I would like to practice Distress Tolerance
What is this for?
Use Distress Tolerance when emotions feel too big right now and you:
- can't fix the problem immediately,
- and you can't afford to make things worse.
The goal is not "feel great." The goal is: get through the next minutes safely, then come back to problem-solving later.
Step 1 — Quick check (10 seconds)
Pick one:
- Crisis level (0–10): ____
- Urge: "I want to ____."
If your urge includes harming yourself or someone else, jump to Step 2 (STOP) first.
Step 2 — STOP (1 minute)
- S — Stop: Freeze for a moment. Don't react yet.
- T — Take a step back: Physically step back or mentally pause.
- O — Observe: Notice what's happening (emotion, thoughts, body cues, urges).
- P — Proceed mindfully: Choose the next right step (not the fastest one).
Now choose one tool below.
Step 3 — TIPP (2–5 minutes)
Use TIPP when your body feels "revved up" (panic, rage, intense anxiety). TIPP targets your physiology so your mind can catch up.
Pick one (or do two):
- T — Temperature (30–60 seconds)
- Splash cold water on your face or hold something cold to your cheeks/eyes.
- I — Intense exercise (30–90 seconds)
- Do jumping jacks, brisk stairs, or a fast walk in place until you feel a shift.
- P — Paced breathing (1–2 minutes)
- Breathe out slower than you breathe in (example: 5 in, 7 out).
- P — Paired muscle relaxation (1–2 minutes)
- Gently tense muscles on the inhale, relax on the exhale, notice the difference.
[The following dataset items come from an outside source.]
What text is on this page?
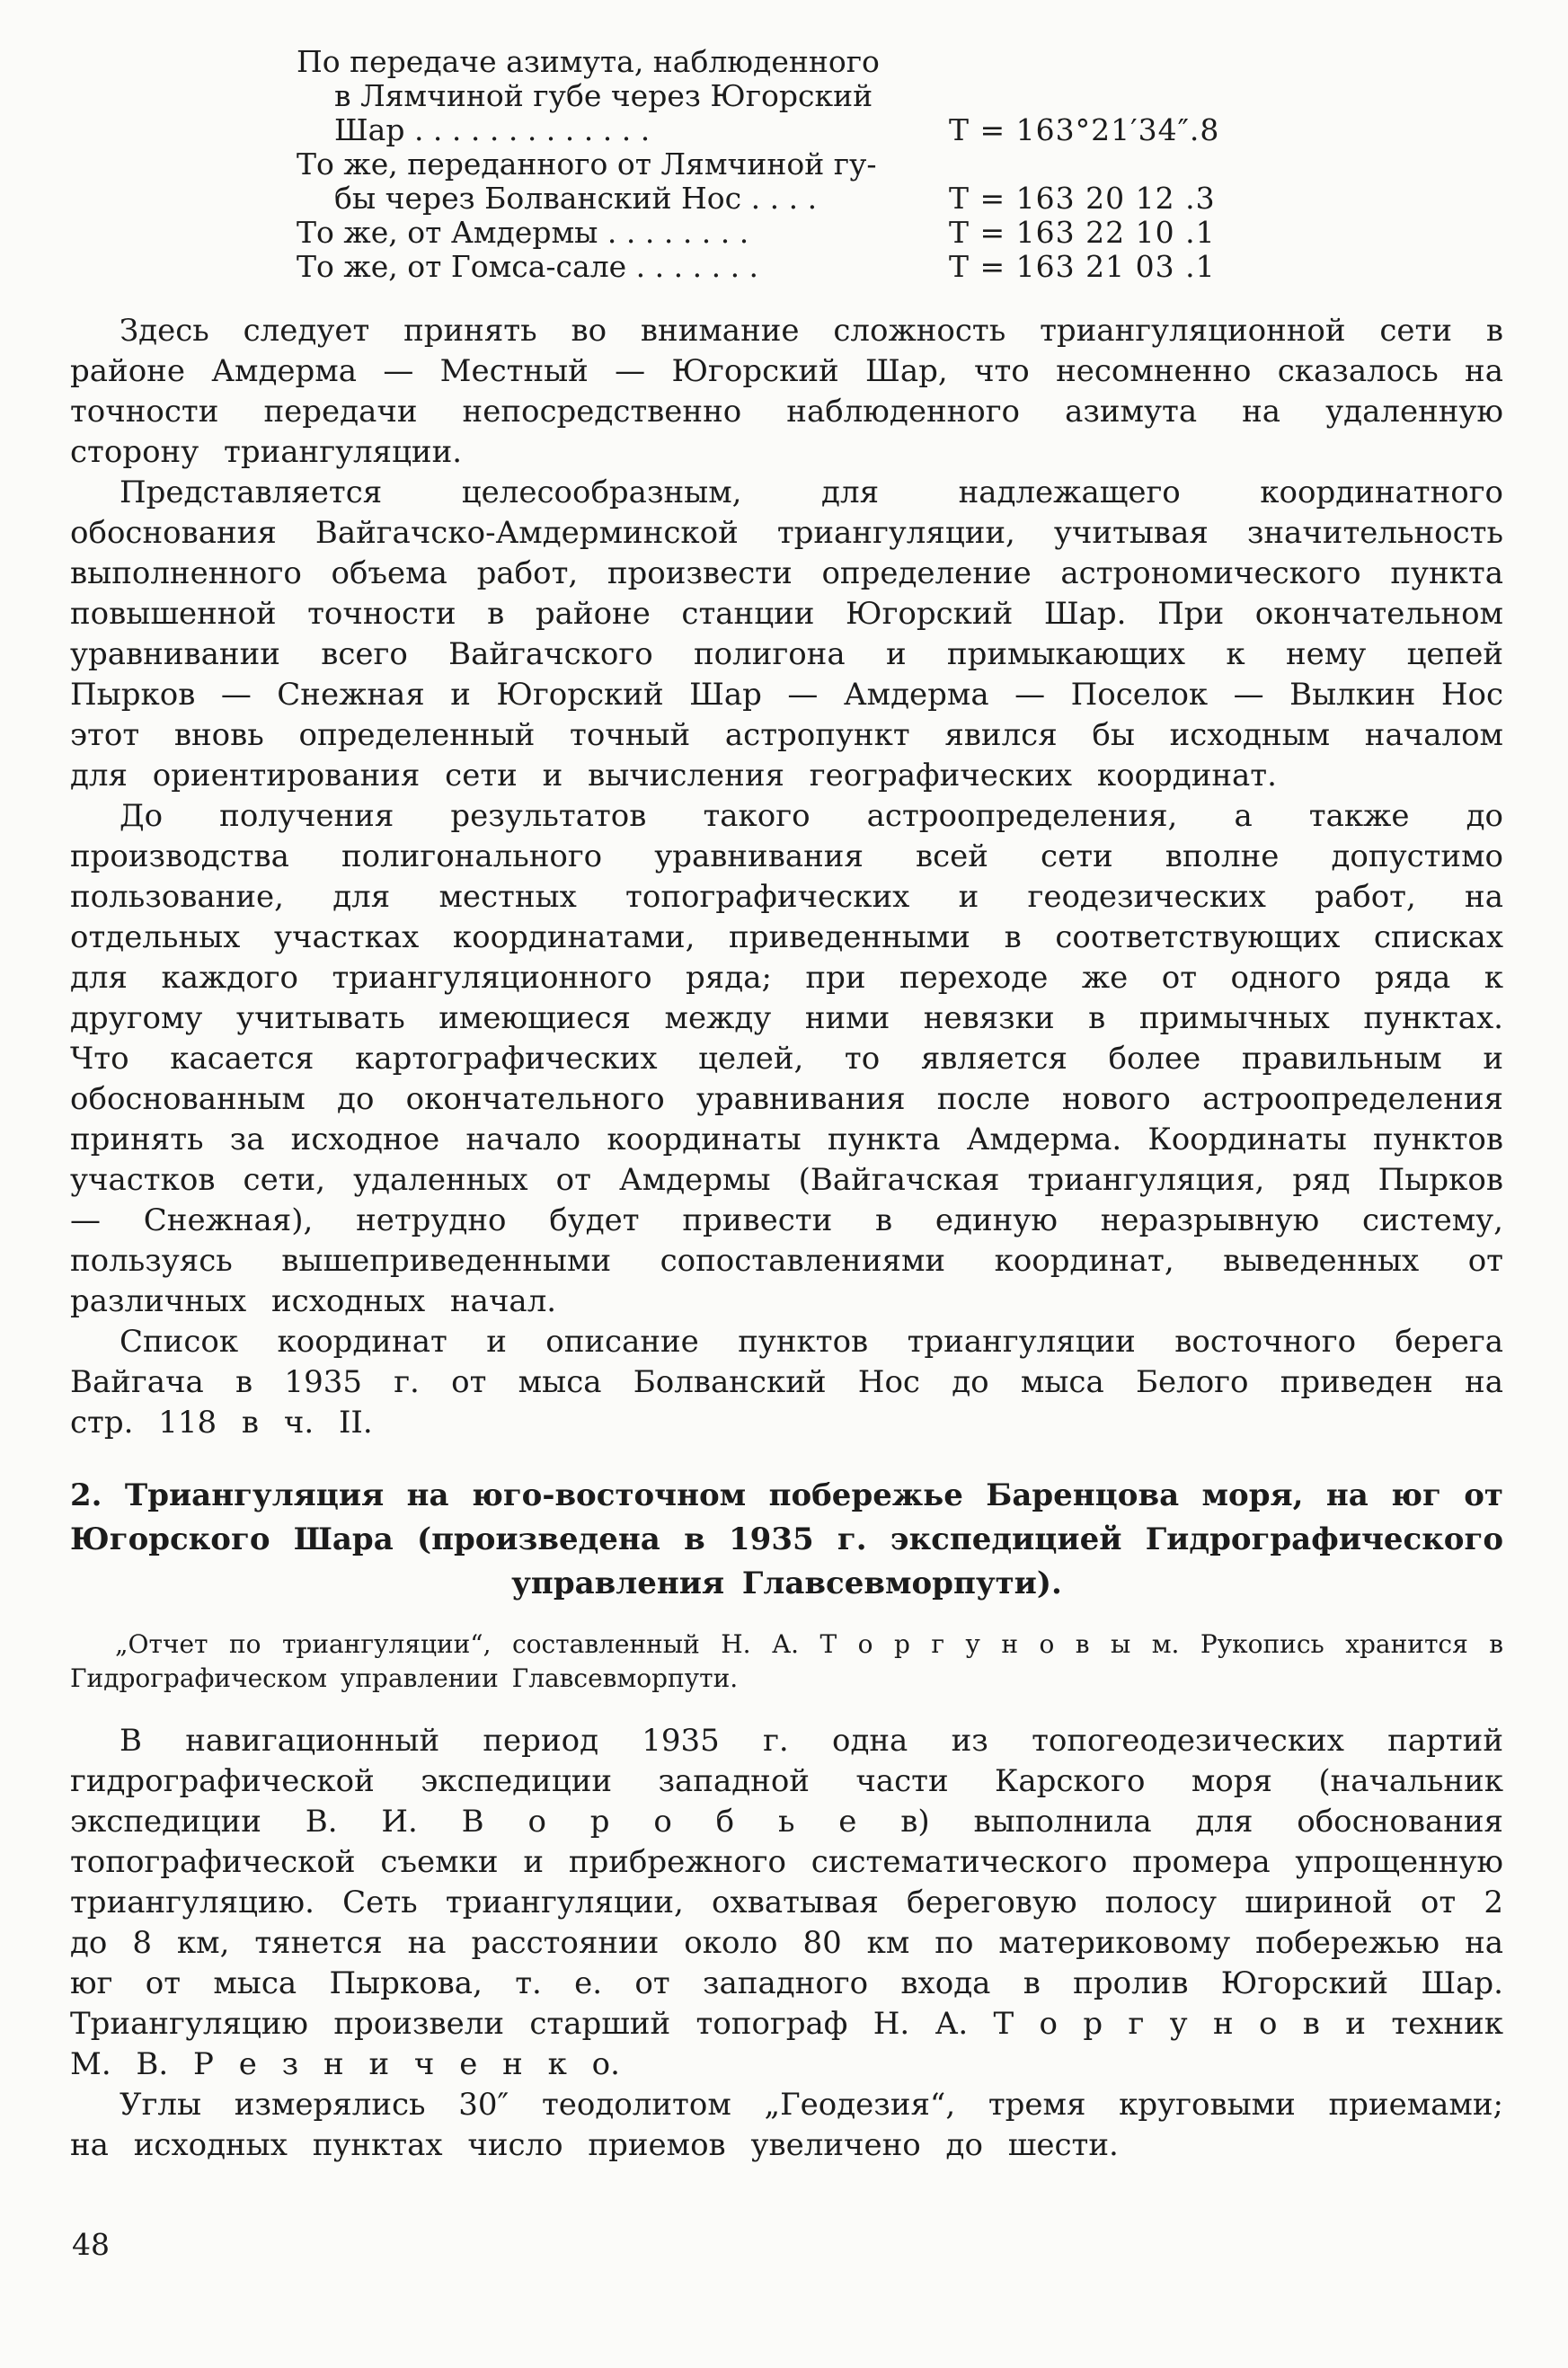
По передаче азимута, наблюденного
в Лямчиной губе через Югорский
Шар . . . . . . . . . . . . .	Т = 163°21′34″.8
То же, переданного от Лямчиной гу-
бы через Болванский Нос . . . .	Т = 163 20 12 .3
То же, от Амдермы . . . . . . . .	Т = 163 22 10 .1
То же, от Гомса-сале . . . . . . .	Т = 163 21 03 .1

Здесь следует принять во внимание сложность триангуляционной сети в районе Амдерма — Местный — Югорский Шар, что несомненно сказалось на точности передачи непосредственно наблюденного азимута на удаленную сторону триангуляции.

Представляется целесообразным, для надлежащего координатного обоснования Вайгачско-Амдерминской триангуляции, учитывая значительность выполненного объема работ, произвести определение астрономического пункта повышенной точности в районе станции Югорский Шар. При окончательном уравнивании всего Вайгачского полигона и примыкающих к нему цепей Пырков — Снежная и Югорский Шар — Амдерма — Поселок — Вылкин Нос этот вновь определенный точный астропункт явился бы исходным началом для ориентирования сети и вычисления географических координат.

До получения результатов такого астроопределения, а также до производства полигонального уравнивания всей сети вполне допустимо пользование, для местных топографических и геодезических работ, на отдельных участках координатами, приведенными в соответствующих списках для каждого триангуляционного ряда; при переходе же от одного ряда к другому учитывать имеющиеся между ними невязки в примычных пунктах. Что касается картографических целей, то является более правильным и обоснованным до окончательного уравнивания после нового астроопределения принять за исходное начало координаты пункта Амдерма. Координаты пунктов участков сети, удаленных от Амдермы (Вайгачская триангуляция, ряд Пырков — Снежная), нетрудно будет привести в единую неразрывную систему, пользуясь вышеприведенными сопоставлениями координат, выведенных от различных исходных начал.

Список координат и описание пунктов триангуляции восточного берега Вайгача в 1935 г. от мыса Болванский Нос до мыса Белого приведен на стр. 118 в ч. II.

2. Триангуляция на юго-восточном побережье Баренцова моря, на юг от Югорского Шара (произведена в 1935 г. экспедицией Гидрографического управления Главсевморпути).

„Отчет по триангуляции“, составленный Н. А. Т о р г у н о в ы м. Рукопись хранится в Гидрографическом управлении Главсевморпути.

В навигационный период 1935 г. одна из топогеодезических партий гидрографической экспедиции западной части Карского моря (начальник экспедиции В. И. В о р о б ь е в) выполнила для обоснования топографической съемки и прибрежного систематического промера упрощенную триангуляцию. Сеть триангуляции, охватывая береговую полосу шириной от 2 до 8 км, тянется на расстоянии около 80 км по материковому побережью на юг от мыса Пыркова, т. е. от западного входа в пролив Югорский Шар. Триангуляцию произвели старший топограф Н. А. Т о р г у н о в и техник М. В. Р е з н и ч е н к о.

Углы измерялись 30″ теодолитом „Геодезия“, тремя круговыми приемами; на исходных пунктах число приемов увеличено до шести.

48
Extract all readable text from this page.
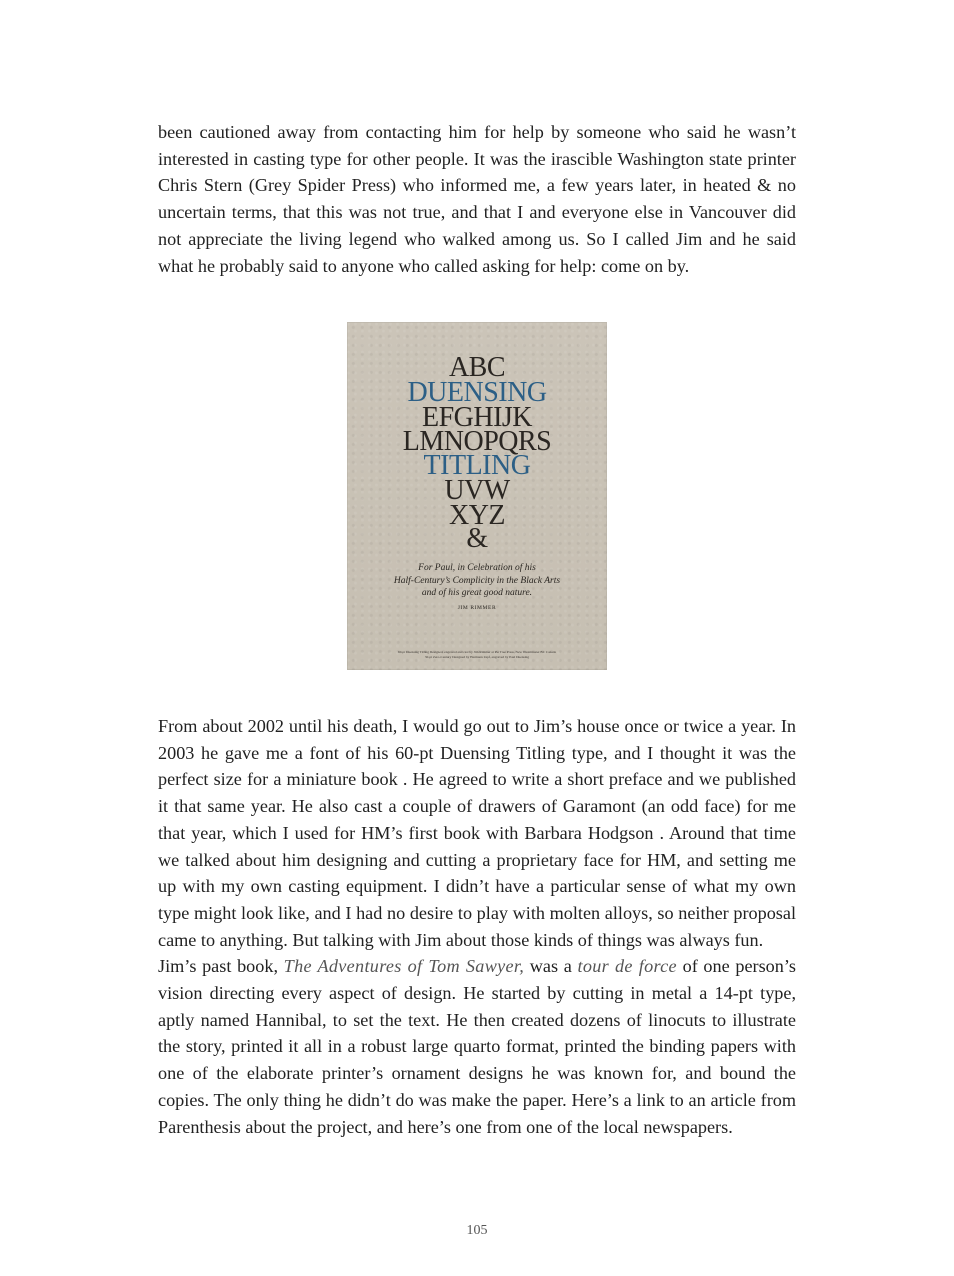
been cautioned away from contacting him for help by someone who said he wasn’t interested in casting type for other people. It was the irascible Washington state printer Chris Stern (Grey Spider Press) who informed me, a few years later, in heated & no uncertain terms, that this was not true, and that I and everyone else in Vancouver did not appreciate the living legend who walked among us. So I called Jim and he said what he probably said to anyone who called asking for help: come on by.

ABC
DUENSING
EFGHIJK
LMNOPQRS
TITLING
UVW
XYZ
&
For Paul, in Celebration of his
Half-Century’s Complicity in the Black Arts
and of his great good nature.
JIM RIMMER
60-pt Duensing Titling Designed, engraved and cast by Jim Rimmer at Pie Tree Press, New Westminster BC Canada
30-pt Zero-Century Designed by Hermann Zapf, engraved by Paul Duensing

From about 2002 until his death, I would go out to Jim’s house once or twice a year. In 2003 he gave me a font of his 60-pt Duensing Titling type, and I thought it was the perfect size for a miniature book . He agreed to write a short preface and we published it that same year. He also cast a couple of drawers of Garamont (an odd face) for me that year, which I used for HM’s first book with Barbara Hodgson . Around that time we talked about him designing and cutting a proprietary face for HM, and setting me up with my own casting equipment. I didn’t have a particular sense of what my own type might look like, and I had no desire to play with molten alloys, so neither proposal came to anything. But talking with Jim about those kinds of things was always fun.

Jim’s past book, The Adventures of Tom Sawyer, was a tour de force of one person’s vision directing every aspect of design. He started by cutting in metal a 14-pt type, aptly named Hannibal, to set the text. He then created dozens of linocuts to illustrate the story, printed it all in a robust large quarto format, printed the binding papers with one of the elaborate printer’s ornament designs he was known for, and bound the copies. The only thing he didn’t do was make the paper. Here’s a link to an article from Parenthesis about the project, and here’s one from one of the local newspapers.

105
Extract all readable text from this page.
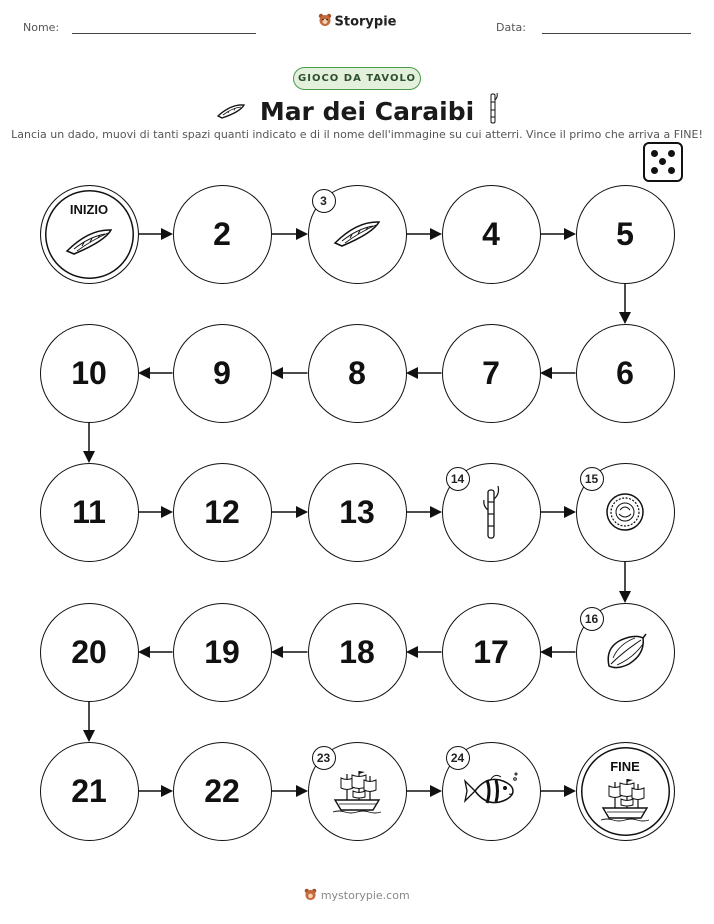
Nome:	Storypie	Data:
GIOCO DA TAVOLO
Mar dei Caraibi
Lancia un dado, muovi di tanti spazi quanti indicato e di il nome dell'immagine su cui atterri. Vince il primo che arriva a FINE!
INIZIO
2
3
4	5
6
7
8
9
10
11	12	13
14	15
16
17
18
19
20
21	22
23	24
FINE
mystorypie.com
Then re-rate: distress 0–10 = ____
Step 4 — ACCEPTS (5–15 minutes)
Use ACCEPTS to get through the moment when you can't solve the problem right now.
Pick one letter:
- A — Activities: do something absorbing (shower, clean a corner, game, walk).
- C — Contributing: small help (text support, tidy shared space, kind act).
- C — Comparisons: remember times you survived hard moments before.
- E — Emotions (opposite): watch/listen to something that shifts mood.
- P — Pushing away: set it on a "mental shelf" for 10 minutes.
- T — Thoughts: do a different mental task (count backward, puzzle).
- S — Sensations: safe strong sensation (mint, cold drink, textured object).
Step 5 — Self-soothe with the 5 senses (3–10 minutes)
Self-soothing means using sight, sound, touch, smell, taste to comfort your nervous system.
Pick one sense:
- Sight: candle, calming image, nature view.
- Sound: music, white noise, calming playlist.
- Touch: warm blanket, soft fabric, shower.
- Smell: tea, lotion, essential scent you like.
- Taste: warm drink, mint, something comforting.
Step 6 — Return to the next best skill (10 seconds)
When distress drops even a little:
- If the problem is still there → go to Problem Solving.
- If the emotion fits facts but is intense → Emotion Regulation tools.
- If it's about another person → Interpersonal Skills.
(DBT teaches distress tolerance as "survive the moment" skills so you can do the next effective thing.)